MIS are more strongly associated with the COVID-19 virus [13] and vaccination [40] in adolescents than in adults. In addition, after BNT162b2 COVID-19 vaccination, MIS-C was described globally in several case reports. In a Danish study, after a second dose of the vaccine, MIS-C was reported in a 17-year-old with an onset of 5 days [41]. In a Turkish study, a 12-year-old had an onset of 27 days after the first dose of BNT162b2 [42]. Although the pathogenesis of COVID-19-associated MIS has not yet been elucidated, possible mechanisms of inflammatory processes were suggested by Jiang 2020: (1) antibodies to COVID-19 might exacerbate the disease by increasing viral entry into cells, (2) antibodies or T cells mediate cell damage or activation of inflammation, or (3) antibodies or T cells attack host antigens that cross-react or attack cells expressing viral antigens or mimic viral antigens [43].

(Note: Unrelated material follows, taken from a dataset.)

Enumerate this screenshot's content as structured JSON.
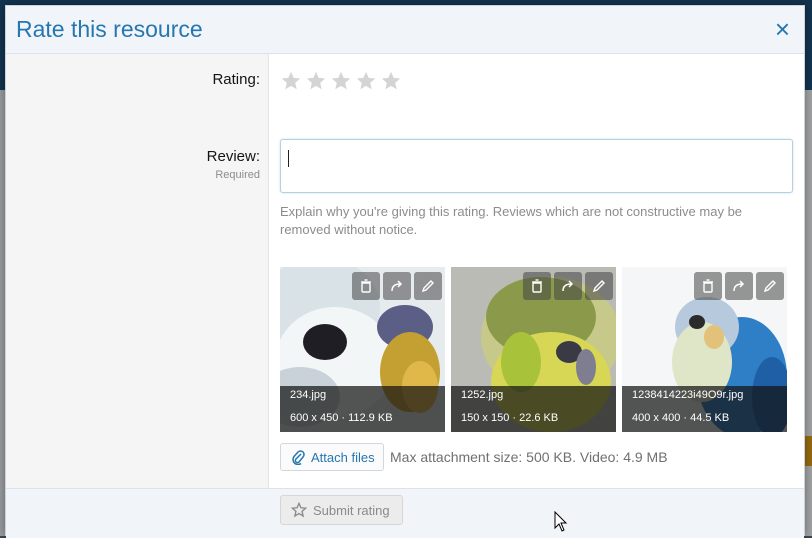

In this study, the incidence and relative risk of MIS were significantly higher in adolescents than in adults. In fact, in the Chouchana study [44], 65 out of 159 children diagnosed with MIS in recent months after SARS-CoV-2 infection had severe neurological manifestations. These symptoms included direct neuro-invasion and an exaggerated immune response, which may be the most critical factors triggering MIS [45]. In addition, the RR values for lymphopenia, encephalitis/myelitis/encephalomyelitis, myocarditis/pericarditis, convulsions/seizures, lymphadenopathy, appendicitis, Guillain–Barré syndrome, and thrombocytopenia, which are symptoms associated with MIS, were also higher (p < 0.05) in adolescents than in adults.

Additionally, MIS may be accompanied by prominent gastrointestinal symptoms [46], a common feature of this syndrome in children, and can overlap with infectious or inflammatory abdominal conditions [47]. Furthermore, MIS may be accompanied by syncope, increased troponin levels, thrombocytopenia, lymphopenia, abnormal echocardiography findings (myocarditis, valvulitis, pericardial effusion, and coronary artery dilatation), abnormal abdominal ultrasonography findings (lymphadenopathy), and anemia [15]. Our results are thus consistent with those of previous studies.

Limitations

The results of this study, compiled from a large collection of real-world data, show patterns similar to those in previous reports. Most VAERS data are voluntarily self-reported, indicating the potential for recall bias. In addition, this study did not control for all covariates because of limited information available on the VAERS data. Future studies should address the relationship between COVID-19 vaccines and individual biological characteristics, especially how underlying diseases and medications affect AEs after vaccination.

5. Conclusions

As a result of systemically analyzing severe and common AEs following the administration of the COVID-19 vaccine, the risk of the inflammatory response to COVID-19 vaccines such as myocarditis or pericarditis and MIS was significantly higher in adolescent males than in adults. The inflammation-related AEs may require close monitoring and management when vaccinating adolescents against COVID-19.